The film is very different from Casino Royale. Like the flip-side of a coin; Casino was often moody and slow paced, while Quantum is a frenetic action sequence that never ends! Not in a good sense; the editing is rapid, we have that shaky-camera action filming and a lot of CG stunt elements (for a Bond film, often praised for their physical stunts). You could say it lacks conviction with its content too; it is a film of story padding, you can’t shake the feeling that there should be more going on, even its finale feels quite lacking. This likely stems from the weak villains, who make Le Chiffre appear multi-layered and threatening, and over-reliance on action sequences.
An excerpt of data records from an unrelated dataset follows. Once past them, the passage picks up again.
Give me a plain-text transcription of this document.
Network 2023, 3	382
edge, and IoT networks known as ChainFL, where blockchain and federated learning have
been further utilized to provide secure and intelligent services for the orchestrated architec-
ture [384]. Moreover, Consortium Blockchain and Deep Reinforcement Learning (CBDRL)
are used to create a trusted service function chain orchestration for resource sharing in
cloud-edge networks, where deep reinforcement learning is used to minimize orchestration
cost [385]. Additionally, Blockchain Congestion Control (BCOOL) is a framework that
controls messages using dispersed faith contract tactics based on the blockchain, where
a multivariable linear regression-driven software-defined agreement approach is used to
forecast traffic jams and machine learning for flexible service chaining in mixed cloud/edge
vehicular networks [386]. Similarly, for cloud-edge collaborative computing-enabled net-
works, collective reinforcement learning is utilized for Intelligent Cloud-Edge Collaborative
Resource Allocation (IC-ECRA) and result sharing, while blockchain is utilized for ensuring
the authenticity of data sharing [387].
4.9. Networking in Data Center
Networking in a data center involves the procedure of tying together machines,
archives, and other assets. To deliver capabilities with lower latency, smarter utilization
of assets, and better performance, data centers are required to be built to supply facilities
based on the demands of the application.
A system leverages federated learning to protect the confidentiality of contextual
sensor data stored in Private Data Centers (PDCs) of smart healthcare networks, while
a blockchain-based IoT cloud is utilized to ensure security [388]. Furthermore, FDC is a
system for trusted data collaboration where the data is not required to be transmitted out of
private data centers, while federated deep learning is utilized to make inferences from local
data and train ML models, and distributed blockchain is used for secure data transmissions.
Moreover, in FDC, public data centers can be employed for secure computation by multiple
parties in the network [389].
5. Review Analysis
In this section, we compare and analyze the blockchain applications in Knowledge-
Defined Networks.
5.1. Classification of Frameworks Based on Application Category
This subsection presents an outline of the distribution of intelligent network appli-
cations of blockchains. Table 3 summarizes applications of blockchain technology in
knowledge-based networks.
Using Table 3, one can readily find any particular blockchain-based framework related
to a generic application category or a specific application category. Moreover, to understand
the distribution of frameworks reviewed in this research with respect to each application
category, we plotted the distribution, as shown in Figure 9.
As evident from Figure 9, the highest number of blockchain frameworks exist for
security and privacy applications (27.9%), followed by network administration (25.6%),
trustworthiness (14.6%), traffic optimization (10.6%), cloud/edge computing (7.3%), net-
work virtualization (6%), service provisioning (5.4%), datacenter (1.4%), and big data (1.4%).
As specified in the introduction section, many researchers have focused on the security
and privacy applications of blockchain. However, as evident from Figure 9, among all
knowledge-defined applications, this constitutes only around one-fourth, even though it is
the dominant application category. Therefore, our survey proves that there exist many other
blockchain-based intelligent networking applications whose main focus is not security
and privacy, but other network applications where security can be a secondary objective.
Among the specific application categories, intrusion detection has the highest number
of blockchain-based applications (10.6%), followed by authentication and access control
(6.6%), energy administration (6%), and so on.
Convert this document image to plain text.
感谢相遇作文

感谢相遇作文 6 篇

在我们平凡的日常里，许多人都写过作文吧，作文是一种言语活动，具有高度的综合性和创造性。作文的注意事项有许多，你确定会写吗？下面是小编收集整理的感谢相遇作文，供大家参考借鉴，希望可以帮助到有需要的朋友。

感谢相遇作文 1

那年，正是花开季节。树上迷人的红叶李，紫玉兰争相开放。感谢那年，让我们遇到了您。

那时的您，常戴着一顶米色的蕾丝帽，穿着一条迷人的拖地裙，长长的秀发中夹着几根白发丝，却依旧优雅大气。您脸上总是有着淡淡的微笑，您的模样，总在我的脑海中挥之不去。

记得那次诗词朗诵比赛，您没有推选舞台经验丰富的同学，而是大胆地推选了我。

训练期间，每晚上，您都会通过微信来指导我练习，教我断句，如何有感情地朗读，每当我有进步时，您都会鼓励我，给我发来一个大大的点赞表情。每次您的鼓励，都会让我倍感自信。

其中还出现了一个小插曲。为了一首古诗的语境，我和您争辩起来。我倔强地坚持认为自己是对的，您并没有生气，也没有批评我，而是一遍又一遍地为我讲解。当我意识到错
But the film does look great. It has lush visuals, a great moment of espionage where Bond gets the upper-hand against the mysterious organisation at a theatre, and the general sense of bottled rage from Bond is exciting to watch (if not entirely capitalised upon) Craig is still an excellent Bond.

It is certainly a weak individual film, and even when watched after Casino Royale it feels directionless and poorly executed. Here’s hoping the following films can make up for this unintelligent stumble!

Additional Marshmallows: Quantum of Solace is the first Bond film to not use the traditional opening montage of Bond shooting towards the camera! Instead it is tagged onto the beginning of the end credits…

Well, I have to say I am now completely stoked for Skyfall’s release next week! I only hope it is more like the Dalton films and less like Quantum of Solace… Given the film industry’s current obsession with “more action, less integrity”, Daniel Craig’s time as Bond could descend into a mash of brainless action and explosions. James Bond films need to have espionage, those moments of slowness where we can appreciate what’s happening and appreciate Bond’s wit and sophistication.

From the looks of Skyfall’s trailer, there’s plenty of action but also a more stand-out villain played by Javier Bardem (see No Country for Old Men for his credentials in playing villains!) which is much needed in this series now. We can only hope that more of this secret organisation is revealed, and a proper spy story can develop along the way.

Director Sam Mendez has stated he grew up watching Roger Moore’s first film Live and Let Die… Well, so long as Sherriff Pepper doesn’t make an appearance, I’ll be at ease!